Making 'Chocolate and Pecan Brownies' isn't a precise art, but we should treat it as such! A beautiful recipe, by Sophie Grigson. Thank you for reading and please feel free to comment!
Ingredients:
110g (4oz) plain chocolate, broken into squares.
110g (4oz) unsalted butter.
125g (4 1/2 oz) caster sugar.
175 (6oz) light muscavado sugar.
1 teaspoon vanilla extract.
2 eggs, beaten.
150g (5oz) plain flour.
a generous pinch of salt
110g(4oz) shelled pecan nuts, chopped.

Step 1: Preheating the Oven...

Preheat the oven to 170degrees /325degrees F/Gas Mark 3. Base-line a 20cm (8in) square, shallow baking tin.

Step 2: Beginning...

Put the chocolate and the butter into a bowl and melt gently over a pan of barely simmering water.
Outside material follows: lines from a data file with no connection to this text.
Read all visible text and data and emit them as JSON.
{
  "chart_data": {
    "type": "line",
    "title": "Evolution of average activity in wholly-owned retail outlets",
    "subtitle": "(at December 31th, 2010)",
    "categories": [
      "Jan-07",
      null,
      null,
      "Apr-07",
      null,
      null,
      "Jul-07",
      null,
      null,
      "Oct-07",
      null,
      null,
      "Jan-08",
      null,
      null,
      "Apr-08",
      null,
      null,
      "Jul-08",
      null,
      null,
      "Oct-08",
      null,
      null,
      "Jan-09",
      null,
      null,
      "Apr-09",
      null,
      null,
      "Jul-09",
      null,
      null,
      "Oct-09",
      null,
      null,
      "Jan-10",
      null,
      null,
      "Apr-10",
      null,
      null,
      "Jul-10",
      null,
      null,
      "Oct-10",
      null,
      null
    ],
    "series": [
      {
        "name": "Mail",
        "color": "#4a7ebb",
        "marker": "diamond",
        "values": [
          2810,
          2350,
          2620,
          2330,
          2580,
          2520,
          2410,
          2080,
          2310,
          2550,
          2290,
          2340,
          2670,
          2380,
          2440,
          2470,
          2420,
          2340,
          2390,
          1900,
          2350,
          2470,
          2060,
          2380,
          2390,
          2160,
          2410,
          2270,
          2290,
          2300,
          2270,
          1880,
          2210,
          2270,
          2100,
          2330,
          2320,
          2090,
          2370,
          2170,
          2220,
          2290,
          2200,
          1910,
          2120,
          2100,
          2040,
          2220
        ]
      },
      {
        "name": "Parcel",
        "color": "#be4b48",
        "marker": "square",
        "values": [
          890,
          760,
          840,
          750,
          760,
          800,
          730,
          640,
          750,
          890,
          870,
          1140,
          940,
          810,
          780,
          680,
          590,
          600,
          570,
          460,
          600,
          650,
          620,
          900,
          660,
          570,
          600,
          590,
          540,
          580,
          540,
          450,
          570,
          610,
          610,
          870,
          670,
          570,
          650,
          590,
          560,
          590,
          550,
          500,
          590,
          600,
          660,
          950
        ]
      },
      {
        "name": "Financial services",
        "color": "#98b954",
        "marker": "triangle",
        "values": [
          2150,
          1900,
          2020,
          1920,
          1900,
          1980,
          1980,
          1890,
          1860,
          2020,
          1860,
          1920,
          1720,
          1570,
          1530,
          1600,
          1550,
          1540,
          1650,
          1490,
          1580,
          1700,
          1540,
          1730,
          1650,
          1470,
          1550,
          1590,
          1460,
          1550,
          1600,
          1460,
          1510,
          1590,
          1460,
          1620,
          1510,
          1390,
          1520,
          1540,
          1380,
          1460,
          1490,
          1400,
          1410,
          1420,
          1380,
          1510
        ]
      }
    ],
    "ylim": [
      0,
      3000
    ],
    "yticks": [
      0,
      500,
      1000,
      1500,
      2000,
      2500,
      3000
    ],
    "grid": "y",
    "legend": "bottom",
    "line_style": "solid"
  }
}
Stir in the two sugars and the vanilla extract.

Step 3: Making the Brownie Batter...

Beat in the eggs, one at a time, and then mix in the flour, salt and pecans. Don't over-do the mixing. Oddly, but successfully, a brownie batter is better if it's a little unevenly mixed. And you really dont to get too much air into the mixture. Think fudgy all the way!

Step 4: Finishing Off...

Scrape into the prepared tin. Bake in the centre of the oven for about 30-40 minutes until set but not solid. Cool in the tin, then cut up into squares. Store those squares that are not gobbled up within the next hour, in an airtight tin. Hope all goes well in the process of making your chocolate and pecan brownies. Bon Apetite!